Oribi on a fantastic drive along the Nkala river.  We also really enjoyed all the sights and wildlife along the lakeshore.  

The little rocket ship that is the malachite kingfisher in action.

Lake shore buffalo. There are huge herds down there. We only caught up with smaller bachelor herds, but still great to see them.

Distant bushfire by the lake.  On the way down we were pleasantly surprised by the amount of proper early burning and how systematic it seems to have been done – proper patches and not just random swathes of hundreds of kilometers.  Hopefully all the work done by TNC on fire management is paying off.  
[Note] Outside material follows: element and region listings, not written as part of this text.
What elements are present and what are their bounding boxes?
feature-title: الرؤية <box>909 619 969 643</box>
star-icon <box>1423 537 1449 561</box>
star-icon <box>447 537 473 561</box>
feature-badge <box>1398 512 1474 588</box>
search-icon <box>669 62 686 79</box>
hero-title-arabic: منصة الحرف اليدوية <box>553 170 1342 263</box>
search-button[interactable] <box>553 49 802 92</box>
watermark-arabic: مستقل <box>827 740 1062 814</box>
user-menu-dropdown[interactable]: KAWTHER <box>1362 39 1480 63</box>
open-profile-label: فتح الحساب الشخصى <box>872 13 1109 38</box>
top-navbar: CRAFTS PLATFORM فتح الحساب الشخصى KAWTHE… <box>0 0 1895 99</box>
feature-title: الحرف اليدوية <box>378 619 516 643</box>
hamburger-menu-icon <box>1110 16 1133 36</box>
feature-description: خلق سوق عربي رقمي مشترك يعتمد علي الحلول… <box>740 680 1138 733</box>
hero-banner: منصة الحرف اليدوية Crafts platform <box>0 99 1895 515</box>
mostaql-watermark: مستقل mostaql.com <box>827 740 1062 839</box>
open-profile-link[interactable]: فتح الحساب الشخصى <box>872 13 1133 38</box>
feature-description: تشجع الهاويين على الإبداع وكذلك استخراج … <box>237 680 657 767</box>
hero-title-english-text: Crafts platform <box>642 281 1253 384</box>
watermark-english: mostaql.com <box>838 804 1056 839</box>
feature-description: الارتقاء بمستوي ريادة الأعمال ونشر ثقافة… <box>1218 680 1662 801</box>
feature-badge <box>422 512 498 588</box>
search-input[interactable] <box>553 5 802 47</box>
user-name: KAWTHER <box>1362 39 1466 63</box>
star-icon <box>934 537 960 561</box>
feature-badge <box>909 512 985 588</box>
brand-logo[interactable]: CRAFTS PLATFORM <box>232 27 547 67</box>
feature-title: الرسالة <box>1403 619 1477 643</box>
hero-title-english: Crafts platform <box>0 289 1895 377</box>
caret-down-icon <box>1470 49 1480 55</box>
Nightime porcupine.  Konkamoya is quite famous for night drives.  Sadly we didn’t see the famous Aardvarks, but this spotlit porcupine was a good second prize! 

We leave our little excursion to the lake with a beautiful sundowner spot and head back up to Kaingu!  We took the river road back to the lodge through the GMA and it is always an interesting drive.  It is the area where all our staff live and we get a small glimpse into what is still very traditional, rural Zambian life.  

Ila cattle herding. Cattle are hugely important for the Ila people. It is said that before the creation of lake Itezhi Tezhi, and the gradual loss of the kafue flats that the Ila were the richest pastoralists in Africa.

Back at Kaingu and on the pools loop we caught this great sighting of a slender mongoose. Which we normally see shooting away. This one showed real curiosity and kept peeking over the termite mound at us.

As the temperatures hot up and the river levels drop we get treated to more elephant activity. Island hoping Kaingu style. Always great to see. This bull was quite skittish and had been kicking up dust when he saw the boat.

The parrot hide has been in action too. Again with the rainfall amounts that we have had, the pool is holding water a lot longer than normally. Hopefully this means that the parrot activity continues as well.

Black-winged stilts. A fairly uncommon visitor here and it was fantastic to see them with young ones as well. At the same time Israel caught a sighting of spoonbills, but sadly no photographs.

All this talk of hides…. I never thought I would use an extreme wide angle fisheye lens in a bird hide. But I did. This is the bee-eater hide, situated on a narrow island opposite the colony.

Self explanatory really. We are always talking about walking out to the rapids so we thought we would try and give you a taste…

Then for a different view from the rapids. We had two young Icelandic guests who were absolutely charming. In fact they were so charming that they persuaded me to place the small rubber boat at the rapids dinner site so that after dinner we could get across to the bottom of the rapids in the pitch dark to capture some star photographs…

So we wrap up the month with some mystery infrastructure ‘items’.  Made by the talented Elephayo in the traditional form of woven tonga grain storage baskets.  More ton that to come in Septembers news.